I’ve just been chosen to write a chapter for the upcoming book Star Wars and the History of Transmedia Storytelling. It’s scheduled for publication in 2017, to celebrate the 40th anniversary of ANH. The point of this book is to argue that Star Wars ‘laid the foundations for the forms of convergence culture that rule the media industries today […] spreading that storyworld across as many media platforms as possible’.
My chapter will argue that even though the news media tends to pitch Star Wars as a boys’ club, it actually did a remarkable job of inspiring female fans from the very beginning. Rey has gotten a lot of attention lately, but she’s only the latest in a long list of reasons a woman might want to watch Star Wars. Even aside from Princess Leia, there have been lots of ways the franchise has gone out of its way to try and appeal to women, and even though some of its early attempts fell flat or flew under the radar, it helped to pioneer a lot of the storytelling and marketing strategies that have taken over twenty-first-century culture.
I will obviously ask for your permission before I even think of using anything you say in the book, so feel free to speak your mind. I’m mainly interested in whether other people’s experiences overlap with mine.
If you’re looking for more of a technical explanation of what the chapter is about, you can check out my other blog post on it: http://frankenfiction.com/feminist-politics-star-wars/.
4 thoughts on “Is Star Wars a Boys’ Club?”
So I grew up on the original trilogy, watched Empire Strikes Back with my little brother in the theater and cried on my dad’s shoulder when Han Solo was put into carbonite freezing. My barbie dolls never got along well with Ken, either — they all wanted to date my brother’s Luke Skywalker figures. But when I was fully grown, it was Boba Fett who completely beguiled me. I think it was the quiet and deadly warrior figure the Mandalorian seemed to me that was utterly enchanting.
Now I am introducing the worlds of Star Wars to my own daughters, and it’s a richly beautiful world to them, too. It somehow seems more rich and gorgeous even, with female figures they can ohhh and ahhh over far besides the Princess in her pretty white dress and neat side buns. I adore the character of Rey and look forward to sitting next to my girls as we are introduced to Jyn. My daughters think Poe is “soo cute” and Finn makes them laugh; BB-8 is adorable; and Kylo Ren is “really sad, mom”. And I love them even more for every whispered comment they share with me in the movie theater.
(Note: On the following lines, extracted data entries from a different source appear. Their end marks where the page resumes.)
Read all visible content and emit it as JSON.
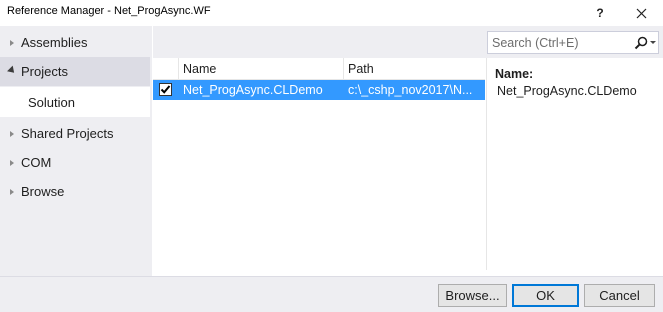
{
  "window": {
    "title": "Reference Manager - Net_ProgAsync.WF",
    "help_label": "?"
  },
  "sidebar": {
    "items": [
      {
        "label": "Assemblies"
      },
      {
        "label": "Projects"
      },
      {
        "label": "Solution"
      },
      {
        "label": "Shared Projects"
      },
      {
        "label": "COM"
      },
      {
        "label": "Browse"
      }
    ]
  },
  "search": {
    "placeholder": "Search (Ctrl+E)"
  },
  "grid": {
    "columns": [
      "Name",
      "Path"
    ],
    "rows": [
      {
        "checked": true,
        "name": "Net_ProgAsync.CLDemo",
        "path": "c:\\_cshp_nov2017\\N..."
      }
    ]
  },
  "details": {
    "label": "Name:",
    "value": "Net_ProgAsync.CLDemo"
  },
  "footer": {
    "browse_label": "Browse...",
    "ok_label": "OK",
    "cancel_label": "Cancel"
  },
  "colors": {
    "selection": "#3399ff",
    "panel_bg": "#eeeef2",
    "accent": "#0078d7"
  }
}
Hey, I still love Boba Fett and Han Solo and Luke Skywalker the bestest. And I’m not sure there’s anything in the world wrong with showing my daughters what it means to be a complex and dynamic hero figure, maybe one that struggles with feelings of anger, bitterness, despair, self-doubt and fear. And somehow overcomes it all to be a stronger character before it’s all done. I want my daughters to find themselves, to define their will and their own character not in opposition to men but alongside them. They’re our brothers and our fathers and our heroes, too.
And Star Wars gives all of that to us, I think.
Thanks for this great comment! I too have memories of playing Jedi with my Barbies and Boba Fett has a special place in my heart (and on my keychain).
So glad you’re able to share Star Wars with your kids now as well!
I’m a fan from the 1977 period. I’ve sent a link to this to another friend of that period. I’ll send you an email later.
Thank you! Looking forward to reading it.